Daniel Radcliffe stars in "Privacy", a play that was inspired by Edward Snowden's revelations concerning the NSA's ability to spy on ordinary citizens. Snowden is even featured in a pre-recorded segment late in the production. However, had he seen this most provocative work, he might not have gone through all the trouble of blowing that whistle. Because as it is so convincingly made clear in "Privacy,” it's not just government that we have to fear. Big Brother has arrived.

Radcliffe plays a British writer who values his privacy, but as a loner, he finds it hard to make personal connections. So after visiting a therapist, he decides to come to America where he believes it's easier to share feelings. Radcliffe turns in a fine performance, but the contrived plot is peripheral to the message, and that is, basically, in this high-tech digital age, there is no privacy.

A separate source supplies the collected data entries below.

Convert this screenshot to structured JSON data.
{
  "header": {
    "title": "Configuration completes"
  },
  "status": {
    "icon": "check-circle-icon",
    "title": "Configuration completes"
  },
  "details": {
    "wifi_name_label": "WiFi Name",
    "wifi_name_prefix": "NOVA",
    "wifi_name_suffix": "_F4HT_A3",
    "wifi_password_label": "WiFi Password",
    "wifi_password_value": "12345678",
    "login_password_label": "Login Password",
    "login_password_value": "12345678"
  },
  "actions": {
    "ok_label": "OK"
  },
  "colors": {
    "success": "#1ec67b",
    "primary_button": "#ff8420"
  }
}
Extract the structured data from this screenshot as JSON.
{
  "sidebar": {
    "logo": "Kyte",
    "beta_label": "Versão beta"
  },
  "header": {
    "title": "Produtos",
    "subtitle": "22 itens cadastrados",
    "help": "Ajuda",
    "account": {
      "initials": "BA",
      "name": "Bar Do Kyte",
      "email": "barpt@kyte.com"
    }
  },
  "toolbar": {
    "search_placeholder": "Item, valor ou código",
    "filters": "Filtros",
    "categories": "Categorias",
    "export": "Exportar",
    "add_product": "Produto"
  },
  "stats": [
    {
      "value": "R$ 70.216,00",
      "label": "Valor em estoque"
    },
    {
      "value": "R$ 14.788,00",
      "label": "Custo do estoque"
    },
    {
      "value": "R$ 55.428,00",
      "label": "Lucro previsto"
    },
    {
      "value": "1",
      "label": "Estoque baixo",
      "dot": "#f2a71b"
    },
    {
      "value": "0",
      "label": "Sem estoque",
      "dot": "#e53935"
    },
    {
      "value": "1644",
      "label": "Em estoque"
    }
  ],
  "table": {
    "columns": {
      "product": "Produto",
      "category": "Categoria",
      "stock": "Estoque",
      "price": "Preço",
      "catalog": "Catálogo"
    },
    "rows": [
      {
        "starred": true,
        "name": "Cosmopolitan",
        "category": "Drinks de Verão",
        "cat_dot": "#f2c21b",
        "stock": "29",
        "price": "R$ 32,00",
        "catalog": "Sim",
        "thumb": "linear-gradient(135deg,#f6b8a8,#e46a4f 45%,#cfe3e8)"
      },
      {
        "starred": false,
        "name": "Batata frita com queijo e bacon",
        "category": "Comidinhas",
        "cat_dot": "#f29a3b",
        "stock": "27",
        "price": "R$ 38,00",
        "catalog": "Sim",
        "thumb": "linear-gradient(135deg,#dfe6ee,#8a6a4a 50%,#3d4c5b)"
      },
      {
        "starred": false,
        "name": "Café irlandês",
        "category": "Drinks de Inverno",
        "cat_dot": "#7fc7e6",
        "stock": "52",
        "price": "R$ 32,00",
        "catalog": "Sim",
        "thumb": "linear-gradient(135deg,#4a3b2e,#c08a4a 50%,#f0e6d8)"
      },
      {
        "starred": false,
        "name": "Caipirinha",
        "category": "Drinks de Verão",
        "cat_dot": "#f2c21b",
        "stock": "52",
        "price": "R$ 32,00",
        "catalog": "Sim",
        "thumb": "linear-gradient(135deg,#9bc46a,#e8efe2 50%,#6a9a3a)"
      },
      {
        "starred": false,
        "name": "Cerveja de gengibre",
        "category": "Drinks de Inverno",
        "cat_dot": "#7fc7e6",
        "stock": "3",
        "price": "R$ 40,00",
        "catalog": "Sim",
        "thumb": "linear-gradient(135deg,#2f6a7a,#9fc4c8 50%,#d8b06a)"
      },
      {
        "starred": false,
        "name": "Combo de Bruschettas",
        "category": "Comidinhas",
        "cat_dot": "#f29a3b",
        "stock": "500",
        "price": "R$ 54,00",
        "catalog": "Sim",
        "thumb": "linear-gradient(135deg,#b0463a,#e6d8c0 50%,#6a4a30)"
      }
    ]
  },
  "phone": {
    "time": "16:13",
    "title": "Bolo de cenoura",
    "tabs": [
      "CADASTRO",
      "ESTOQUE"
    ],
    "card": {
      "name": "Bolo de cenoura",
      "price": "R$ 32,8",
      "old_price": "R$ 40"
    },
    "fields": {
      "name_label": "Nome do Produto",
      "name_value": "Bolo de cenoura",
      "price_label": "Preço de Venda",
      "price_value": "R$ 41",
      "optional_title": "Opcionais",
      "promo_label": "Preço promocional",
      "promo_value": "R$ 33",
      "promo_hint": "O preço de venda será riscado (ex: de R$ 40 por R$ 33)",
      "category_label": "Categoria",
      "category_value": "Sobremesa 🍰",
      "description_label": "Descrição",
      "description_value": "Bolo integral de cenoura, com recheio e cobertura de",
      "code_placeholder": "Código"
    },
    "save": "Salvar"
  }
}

Rachel Dratch, Reg Rogers, Michael Countryman, De’Adre Aziza and Raffi Barsoumian play dozens of actual people who have figured prominently in the "privacy" debate - names like U.S. Senator Ron Wyden and FBI Director James Comey you may have heard of. Most of the others - academics, authors and internet moguls - maybe not. However, they were all interviewed by the play's creators and with the help of a "researcher" seated in the back of the stage, they demonstrate how easy it is to hack into our personal lives.

Writer James Graham collaborated with Donmar Warehouse Artistic Director Josie Rourke on the multi-media production which comes off as an interactive tutorial in which audience members are encouraged to use their phones and the versatile cast gets to flex their improvisational muscles.

More than a play, “Privacy” is a cautionary tale, a most entertaining one that is as disturbing as it is enlightening.